Some studies have linked ozone exposure with death by stroke, premature death among persons with severe asthma, cardiac birth defects and reduced lung-function growth in children.

This new satellite-assisted model could allow researchers to see an ozone plume forming, and for them to work with communities to head off health effects in advance.

“Before, if there were precursors of an ozone event, we couldn’t see them,” Van Schoik says. “We just got hit by the pollution. Now we can watch the event build.”

Improved oceanic coverage also could help with monitoring one of the largest sources of pollution along the coasts: oceanic ships, which are covered only by international treaties and are not regulated by the EPA.

Ozone forms when nitrogen oxides and volatile organic hydrocarbons – byproducts of fossil fuel pollution – react with one another in the presence of sunlight and warm temperatures, resulting in a chain reaction. This chain reaction can mean that large amounts of ozone can bloom from even moderate amounts of nitrogen oxides.
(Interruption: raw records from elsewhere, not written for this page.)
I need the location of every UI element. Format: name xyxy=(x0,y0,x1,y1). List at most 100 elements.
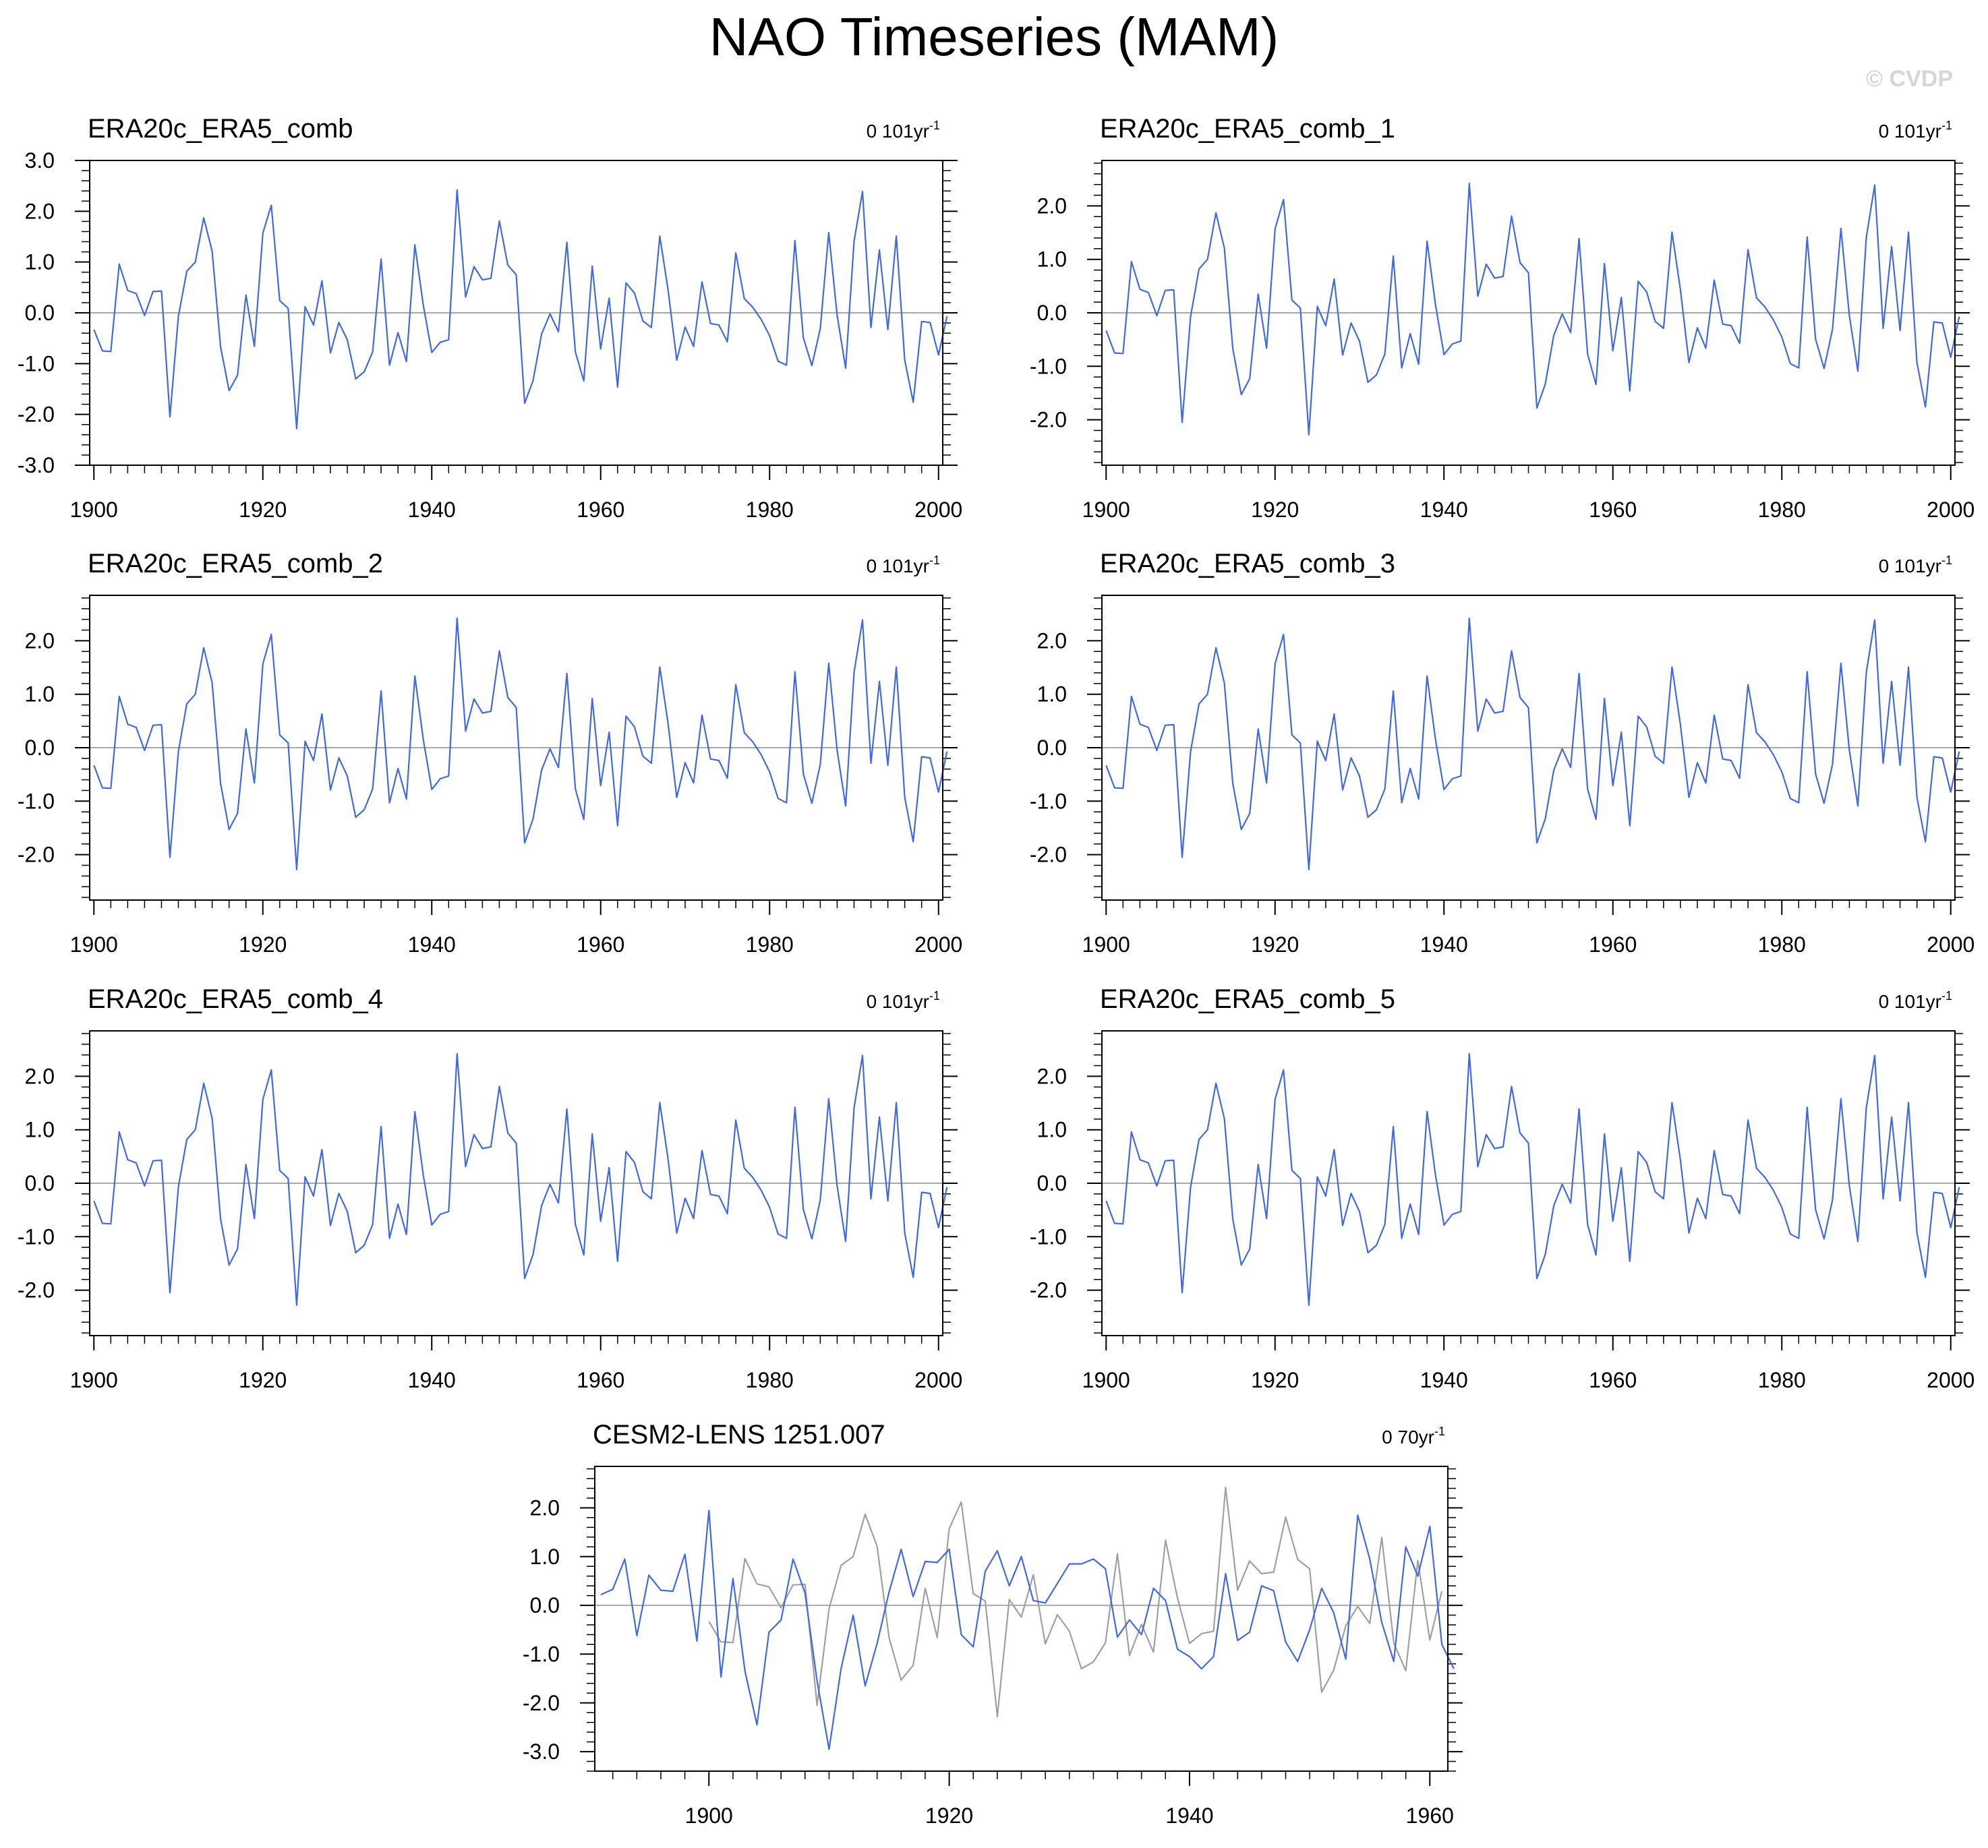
y-tick-label: -1.0 xyxy=(1030,1224,1067,1249)
x-tick-label: 1980 xyxy=(746,1368,794,1392)
x-tick-label: 2000 xyxy=(1927,498,1975,522)
panel-6: ERA20c_ERA5_comb_5 0 101yr-1 -2.0 -1.0 0.0 1.… xyxy=(1030,984,1975,1392)
x-tick-label: 1920 xyxy=(239,1368,287,1392)
x-tick-label: 1980 xyxy=(746,498,794,522)
x-tick-label: 2000 xyxy=(914,1368,962,1392)
figure-title: NAO Timeseries (MAM) xyxy=(709,7,1279,67)
x-tick-label: 1900 xyxy=(70,932,118,957)
x-tick-label: 1900 xyxy=(70,498,118,522)
x-tick-label: 1960 xyxy=(1589,1368,1637,1392)
series-line xyxy=(93,189,948,429)
y-tick-label: 0.0 xyxy=(25,301,55,325)
y-tick-label: -1.0 xyxy=(18,1224,55,1249)
trend-label-exponent: -1 xyxy=(929,119,940,132)
plot-frame xyxy=(89,595,943,901)
y-tick-label: 0.0 xyxy=(1037,736,1067,760)
x-tick-label: 1940 xyxy=(408,498,456,522)
x-tick-label: 1940 xyxy=(408,932,456,957)
y-tick-label: -2.0 xyxy=(1030,1278,1067,1303)
watermark: © CVDP xyxy=(1866,66,1953,92)
x-tick-label: 1980 xyxy=(746,932,794,957)
trend-label: 0 101yr-1 xyxy=(1879,989,1952,1012)
trend-label-text: 0 101yr xyxy=(1879,991,1941,1012)
trend-label: 0 70yr-1 xyxy=(1382,1425,1445,1448)
reference-series-line xyxy=(708,1487,1443,1718)
x-tick-label: 1940 xyxy=(1420,932,1468,957)
series-line xyxy=(93,1052,948,1306)
y-tick-label: -1.0 xyxy=(523,1642,560,1666)
y-tick-label: 0.0 xyxy=(1037,1171,1067,1195)
trend-label-exponent: -1 xyxy=(1941,554,1952,567)
trend-label: 0 101yr-1 xyxy=(867,119,940,142)
y-tick-label: 2.0 xyxy=(25,628,55,653)
y-tick-label: 1.0 xyxy=(1037,682,1067,707)
series-line xyxy=(1105,1052,1960,1306)
plot-frame xyxy=(1101,595,1956,901)
panel-title: CESM2-LENS 1251.007 xyxy=(593,1420,885,1450)
y-tick-label: -3.0 xyxy=(18,453,55,477)
y-tick-label: 2.0 xyxy=(1037,628,1067,653)
trend-label: 0 101yr-1 xyxy=(1879,554,1952,576)
y-tick-label: -2.0 xyxy=(523,1691,560,1715)
trend-label: 0 101yr-1 xyxy=(867,554,940,576)
x-tick-label: 1960 xyxy=(1589,932,1637,957)
plot-frame xyxy=(1101,1030,1956,1336)
x-tick-label: 1920 xyxy=(925,1804,973,1828)
y-tick-label: 1.0 xyxy=(25,1118,55,1142)
x-tick-label: 1980 xyxy=(1758,498,1806,522)
y-tick-label: 2.0 xyxy=(25,199,55,223)
y-tick-label: 2.0 xyxy=(1037,193,1067,218)
series-line xyxy=(93,617,948,870)
trend-label-text: 0 101yr xyxy=(867,121,929,142)
y-tick-label: 0.0 xyxy=(25,736,55,760)
x-tick-label: 1900 xyxy=(70,1368,118,1392)
x-tick-label: 2000 xyxy=(914,498,962,522)
x-tick-label: 1920 xyxy=(1251,498,1299,522)
panel-title: ERA20c_ERA5_comb_4 xyxy=(88,984,383,1014)
x-tick-label: 1960 xyxy=(1406,1804,1454,1828)
y-tick-label: -2.0 xyxy=(1030,843,1067,867)
y-tick-label: -3.0 xyxy=(523,1739,560,1764)
y-tick-label: -1.0 xyxy=(1030,789,1067,813)
x-tick-label: 1940 xyxy=(1420,1368,1468,1392)
trend-label: 0 101yr-1 xyxy=(867,989,940,1012)
trend-label-exponent: -1 xyxy=(1941,119,1952,132)
x-tick-label: 2000 xyxy=(1927,932,1975,957)
plot-frame xyxy=(89,160,943,466)
panel-4: ERA20c_ERA5_comb_3 0 101yr-1 -2.0 -1.0 0.0 1.… xyxy=(1030,549,1975,957)
panel-title: ERA20c_ERA5_comb xyxy=(88,114,353,144)
x-tick-label: 1920 xyxy=(1251,932,1299,957)
series-line xyxy=(1105,183,1960,436)
y-tick-label: 2.0 xyxy=(530,1495,560,1520)
panel-3: ERA20c_ERA5_comb_2 0 101yr-1 -2.0 -1.0 0.0 1.… xyxy=(18,549,962,957)
panels: ERA20c_ERA5_comb 0 101yr-1-3.0-2.0-1.00.0… xyxy=(18,114,1975,1828)
panel-title: ERA20c_ERA5_comb_2 xyxy=(88,549,383,578)
trend-label-text: 0 101yr xyxy=(867,556,929,576)
series-line xyxy=(600,1510,1455,1750)
x-tick-label: 1940 xyxy=(408,1368,456,1392)
panel-1: ERA20c_ERA5_comb 0 101yr-1 -3.0 -2.0 -1.0 0.0… xyxy=(18,114,962,522)
y-tick-label: 1.0 xyxy=(530,1545,560,1569)
trend-label: 0 101yr-1 xyxy=(1879,119,1952,142)
plot-frame xyxy=(1101,160,1956,466)
trend-label-text: 0 101yr xyxy=(867,991,929,1012)
y-tick-label: 3.0 xyxy=(25,148,55,173)
trend-label-text: 0 101yr xyxy=(1879,121,1941,142)
x-tick-label: 1980 xyxy=(1758,1368,1806,1392)
x-tick-label: 1920 xyxy=(239,498,287,522)
y-tick-label: -2.0 xyxy=(18,403,55,427)
x-tick-label: 1940 xyxy=(1165,1804,1213,1828)
trend-label-exponent: -1 xyxy=(1941,989,1952,1003)
x-tick-label: 2000 xyxy=(914,932,962,957)
y-tick-label: -2.0 xyxy=(18,1278,55,1303)
x-tick-label: 1960 xyxy=(577,498,624,522)
x-tick-label: 1920 xyxy=(1251,1368,1299,1392)
panel-title: ERA20c_ERA5_comb_1 xyxy=(1100,114,1395,144)
panel-2: ERA20c_ERA5_comb_1 0 101yr-1 -2.0 -1.0 0.0 1.… xyxy=(1030,114,1975,522)
y-tick-label: 2.0 xyxy=(1037,1064,1067,1088)
y-tick-label: -2.0 xyxy=(1030,408,1067,432)
plot-frame xyxy=(594,1466,1449,1772)
x-tick-label: 1900 xyxy=(1082,1368,1130,1392)
y-tick-label: 2.0 xyxy=(25,1064,55,1088)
Scientists can detect ozone by detecting the absorption of specific wavelengths of light, but they have had to rely on ground data and radiosondes – atmospheric instrumentation bundles sent up on weather balloons – to surmount the large uncertainties associated with the technique.

“This is the reason comparisons were made between low-level ozone direct measurements with those obtained from satellites,” Fernando says. “The importance is that the satellite data were used to improve model performance – that this work will lead to better model predictions, and superior forecasting of ozone and improved health warnings.”

The satellites provide data every 16 days. Each square, or pixel, of the grid they cover measures 5 kilometers by 8 kilometers, but Van Schoik says that the resolution will continue to improve.

“NASA has developed tools that are starting to fulfill much of the promise that we hoped for when NASA began engaging in global environmental monitoring,” he says. “With each member of our team adding their own expertise, we are seeing just how powerful that can be.”